Wall told HoopsWorld (via ProBasketballTalk):
“I’m very confident,” he told HoopsWorld from Vegas, while his hipster glasses were tucked into his shirt. “I mean, the organization, the general manager, the owner and the coaching staff are doing a great job. Now it’s just up to us the players to go out there and execute what they’re giving us and play our best.”
The man with the mic then asked Wall if it was time for him to make the playoffs.
“Yeah, it’s time for me to be in the playoffs, it’s time to be an All-Star,” Wall said. “It’s all those type of things that I’ve been wanting and wanting [for] this organization, to help the Wizards get better. So it’s all up to me to lead my team and us to get better.”
Wall truly wants to be the savior in Washington. He told me as much this summer. The response I hear from everyone is that he needs to start making jump shots. But why? He’s one of the best attackers in the entire league. Among point guards last season, only Tyreke Evans (who didn’t even play point during the second half of the year) and Russell Westbrook scored more often at the rim than John Wall – he made 3.6 shots a game at the basket. Why does he need the jump shot when he’s so good doing everything else? I asked Kyle Lowry about that this summer, and he agreed, saying Wall just needs to play his game and not try to do things he isn’t good at. He only needs to be average from the perimeter.

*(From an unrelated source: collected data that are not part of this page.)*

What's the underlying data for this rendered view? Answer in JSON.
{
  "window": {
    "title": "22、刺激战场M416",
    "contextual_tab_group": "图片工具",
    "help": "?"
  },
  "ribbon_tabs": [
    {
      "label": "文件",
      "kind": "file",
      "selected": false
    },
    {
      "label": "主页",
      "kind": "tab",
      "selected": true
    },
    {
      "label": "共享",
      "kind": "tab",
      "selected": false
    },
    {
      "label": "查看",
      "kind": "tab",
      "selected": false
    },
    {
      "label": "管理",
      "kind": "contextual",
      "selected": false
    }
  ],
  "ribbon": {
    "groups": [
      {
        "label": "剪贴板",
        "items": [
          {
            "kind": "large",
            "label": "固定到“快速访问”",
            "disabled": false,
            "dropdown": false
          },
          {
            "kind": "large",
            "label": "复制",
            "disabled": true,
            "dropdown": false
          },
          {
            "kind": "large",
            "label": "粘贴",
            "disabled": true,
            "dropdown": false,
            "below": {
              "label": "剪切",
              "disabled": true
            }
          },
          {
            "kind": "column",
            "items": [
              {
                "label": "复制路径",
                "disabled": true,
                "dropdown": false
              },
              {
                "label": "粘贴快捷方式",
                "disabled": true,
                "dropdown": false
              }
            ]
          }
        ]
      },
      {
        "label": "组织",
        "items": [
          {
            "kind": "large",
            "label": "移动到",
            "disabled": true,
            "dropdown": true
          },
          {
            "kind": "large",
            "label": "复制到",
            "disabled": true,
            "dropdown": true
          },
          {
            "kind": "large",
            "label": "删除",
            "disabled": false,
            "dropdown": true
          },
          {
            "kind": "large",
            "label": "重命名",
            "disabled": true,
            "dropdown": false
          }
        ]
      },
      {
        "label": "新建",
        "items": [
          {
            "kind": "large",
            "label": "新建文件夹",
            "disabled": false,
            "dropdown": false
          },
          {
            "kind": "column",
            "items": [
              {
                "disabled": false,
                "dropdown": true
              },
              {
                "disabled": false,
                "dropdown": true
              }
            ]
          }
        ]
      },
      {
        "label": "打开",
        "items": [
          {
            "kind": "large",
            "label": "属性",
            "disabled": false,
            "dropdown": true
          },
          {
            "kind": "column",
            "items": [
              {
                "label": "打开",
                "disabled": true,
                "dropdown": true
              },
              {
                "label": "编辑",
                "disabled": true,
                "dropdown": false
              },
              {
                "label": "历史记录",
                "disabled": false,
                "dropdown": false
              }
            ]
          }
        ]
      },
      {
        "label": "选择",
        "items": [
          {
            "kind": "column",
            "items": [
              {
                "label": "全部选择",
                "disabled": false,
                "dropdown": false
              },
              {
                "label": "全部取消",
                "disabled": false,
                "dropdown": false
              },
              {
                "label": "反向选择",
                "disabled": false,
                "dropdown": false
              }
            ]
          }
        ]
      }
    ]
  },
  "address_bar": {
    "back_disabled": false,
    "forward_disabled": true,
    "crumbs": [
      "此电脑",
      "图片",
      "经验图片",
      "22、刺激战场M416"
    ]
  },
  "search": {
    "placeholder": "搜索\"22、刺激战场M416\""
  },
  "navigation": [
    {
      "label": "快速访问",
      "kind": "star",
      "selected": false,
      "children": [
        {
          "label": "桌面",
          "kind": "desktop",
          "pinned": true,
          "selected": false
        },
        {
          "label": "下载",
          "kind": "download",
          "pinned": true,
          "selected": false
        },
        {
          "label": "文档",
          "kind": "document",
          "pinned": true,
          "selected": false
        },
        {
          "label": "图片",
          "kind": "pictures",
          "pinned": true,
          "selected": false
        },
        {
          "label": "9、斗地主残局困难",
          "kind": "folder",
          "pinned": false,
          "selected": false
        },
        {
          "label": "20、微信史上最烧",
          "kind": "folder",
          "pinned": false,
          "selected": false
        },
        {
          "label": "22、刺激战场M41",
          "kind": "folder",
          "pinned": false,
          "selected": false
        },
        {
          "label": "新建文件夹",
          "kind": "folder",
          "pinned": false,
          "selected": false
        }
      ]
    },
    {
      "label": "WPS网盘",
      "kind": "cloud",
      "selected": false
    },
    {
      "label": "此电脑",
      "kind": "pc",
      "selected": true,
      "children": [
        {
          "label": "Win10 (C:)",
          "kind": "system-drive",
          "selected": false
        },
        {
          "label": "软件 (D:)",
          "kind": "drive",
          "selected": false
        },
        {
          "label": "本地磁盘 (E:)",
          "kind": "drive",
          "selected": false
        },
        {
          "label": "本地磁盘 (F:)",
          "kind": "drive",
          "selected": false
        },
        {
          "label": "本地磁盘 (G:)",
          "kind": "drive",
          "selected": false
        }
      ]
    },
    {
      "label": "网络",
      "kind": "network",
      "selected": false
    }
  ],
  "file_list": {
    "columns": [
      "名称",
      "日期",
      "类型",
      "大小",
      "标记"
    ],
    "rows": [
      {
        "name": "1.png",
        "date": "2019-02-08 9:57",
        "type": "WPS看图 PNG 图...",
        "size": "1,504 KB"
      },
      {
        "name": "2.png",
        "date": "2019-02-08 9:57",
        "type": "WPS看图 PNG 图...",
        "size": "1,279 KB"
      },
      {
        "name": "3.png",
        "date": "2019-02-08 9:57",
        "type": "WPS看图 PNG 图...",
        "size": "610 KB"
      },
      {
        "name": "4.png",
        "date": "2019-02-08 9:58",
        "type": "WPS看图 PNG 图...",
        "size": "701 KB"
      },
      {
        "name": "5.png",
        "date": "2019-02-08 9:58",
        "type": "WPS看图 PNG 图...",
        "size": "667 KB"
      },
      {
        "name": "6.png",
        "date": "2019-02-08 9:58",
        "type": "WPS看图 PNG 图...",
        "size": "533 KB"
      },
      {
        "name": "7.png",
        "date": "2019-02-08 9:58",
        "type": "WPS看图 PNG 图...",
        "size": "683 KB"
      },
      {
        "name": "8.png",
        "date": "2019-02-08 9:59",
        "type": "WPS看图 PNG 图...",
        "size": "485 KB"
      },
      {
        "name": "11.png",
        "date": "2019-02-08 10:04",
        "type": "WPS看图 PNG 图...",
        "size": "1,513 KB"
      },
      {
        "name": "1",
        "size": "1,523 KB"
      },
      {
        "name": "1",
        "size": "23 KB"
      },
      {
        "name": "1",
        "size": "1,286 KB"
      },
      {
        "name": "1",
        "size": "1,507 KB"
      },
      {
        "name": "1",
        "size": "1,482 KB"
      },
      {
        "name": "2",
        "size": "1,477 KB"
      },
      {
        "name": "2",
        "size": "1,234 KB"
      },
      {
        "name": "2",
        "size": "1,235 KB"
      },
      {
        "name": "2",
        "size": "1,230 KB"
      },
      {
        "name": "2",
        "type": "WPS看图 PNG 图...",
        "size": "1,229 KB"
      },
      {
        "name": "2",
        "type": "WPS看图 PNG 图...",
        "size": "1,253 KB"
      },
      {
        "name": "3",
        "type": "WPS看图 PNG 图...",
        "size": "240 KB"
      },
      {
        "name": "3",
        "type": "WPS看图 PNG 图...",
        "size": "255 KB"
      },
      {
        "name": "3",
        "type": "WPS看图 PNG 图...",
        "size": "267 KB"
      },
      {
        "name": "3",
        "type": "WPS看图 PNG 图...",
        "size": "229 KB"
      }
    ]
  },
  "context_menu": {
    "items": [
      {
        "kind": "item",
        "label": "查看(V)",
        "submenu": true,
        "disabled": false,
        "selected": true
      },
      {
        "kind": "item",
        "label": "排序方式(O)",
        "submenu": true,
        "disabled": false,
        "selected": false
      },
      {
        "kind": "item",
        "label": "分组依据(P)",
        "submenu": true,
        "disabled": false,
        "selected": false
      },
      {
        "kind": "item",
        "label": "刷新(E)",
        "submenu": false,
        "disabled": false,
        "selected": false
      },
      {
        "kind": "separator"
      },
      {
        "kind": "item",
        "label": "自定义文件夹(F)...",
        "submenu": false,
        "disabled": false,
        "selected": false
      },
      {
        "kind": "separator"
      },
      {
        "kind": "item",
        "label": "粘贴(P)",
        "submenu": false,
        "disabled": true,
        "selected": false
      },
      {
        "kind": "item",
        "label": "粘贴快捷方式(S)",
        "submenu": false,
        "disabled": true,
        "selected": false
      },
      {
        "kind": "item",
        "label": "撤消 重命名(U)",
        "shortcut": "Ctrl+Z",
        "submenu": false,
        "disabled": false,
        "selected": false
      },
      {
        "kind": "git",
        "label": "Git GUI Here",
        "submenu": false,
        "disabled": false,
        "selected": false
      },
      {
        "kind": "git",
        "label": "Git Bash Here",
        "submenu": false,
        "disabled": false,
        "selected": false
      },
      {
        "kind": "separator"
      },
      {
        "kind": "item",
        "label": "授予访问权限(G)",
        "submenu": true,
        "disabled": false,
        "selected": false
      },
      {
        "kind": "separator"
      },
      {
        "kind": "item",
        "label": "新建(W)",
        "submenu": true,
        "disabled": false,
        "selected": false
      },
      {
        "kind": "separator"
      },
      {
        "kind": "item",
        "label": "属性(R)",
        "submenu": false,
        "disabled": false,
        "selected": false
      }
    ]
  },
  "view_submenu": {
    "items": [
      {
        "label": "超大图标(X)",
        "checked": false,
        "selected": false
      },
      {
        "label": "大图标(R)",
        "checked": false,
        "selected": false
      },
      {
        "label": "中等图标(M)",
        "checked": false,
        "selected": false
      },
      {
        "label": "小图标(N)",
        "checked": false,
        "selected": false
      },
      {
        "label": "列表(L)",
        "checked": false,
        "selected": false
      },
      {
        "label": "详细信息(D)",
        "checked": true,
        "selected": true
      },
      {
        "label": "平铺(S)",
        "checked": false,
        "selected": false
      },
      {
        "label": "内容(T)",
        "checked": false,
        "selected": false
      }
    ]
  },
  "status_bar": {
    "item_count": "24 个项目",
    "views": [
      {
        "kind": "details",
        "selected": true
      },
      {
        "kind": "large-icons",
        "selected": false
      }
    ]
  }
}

Wall won’t become an All-Star because he gets a great jumper. He’ll become one by improving on his strengths. If he eventually does find an outside shot, that’s only gravy.
As for the Wizards, they’ll probably be in the playoffs before Wall makes an All-Star Team. They’ve knocked it out of the park a few times already during this summer, trading for established vets like Emeka Okafor and Trevor Ariza, and then drafting Bradley Beal, a perfect fit next to Wall and the man who could become the second-best player from the 2012 Draft class. They still aren’t much better than 30-40 wins. But in the East? That gives you a shot at the second season.
Philadelphia lost a starter. Atlanta is much worse than they were before, having given away Joe Johnson for nothing. The Bulls won’t have Derrick Rose for most of the season, and are about to lose Omer Asik. Orlando will almost certainly trade Dwight Howard for picks and young players sometime before the deadline, and the Knicks just let their point guard sensation walk out the door. The East is ripe for a sleeper playoff team.
Wall has big goals for this year, and plans on finally meeting all of his lofty expectations. Making the playoffs AND All-Star Game might be asking too much in one season, but I wouldn’t be surprised to see at least one of them come true.
Is this the year Wall puts it all together?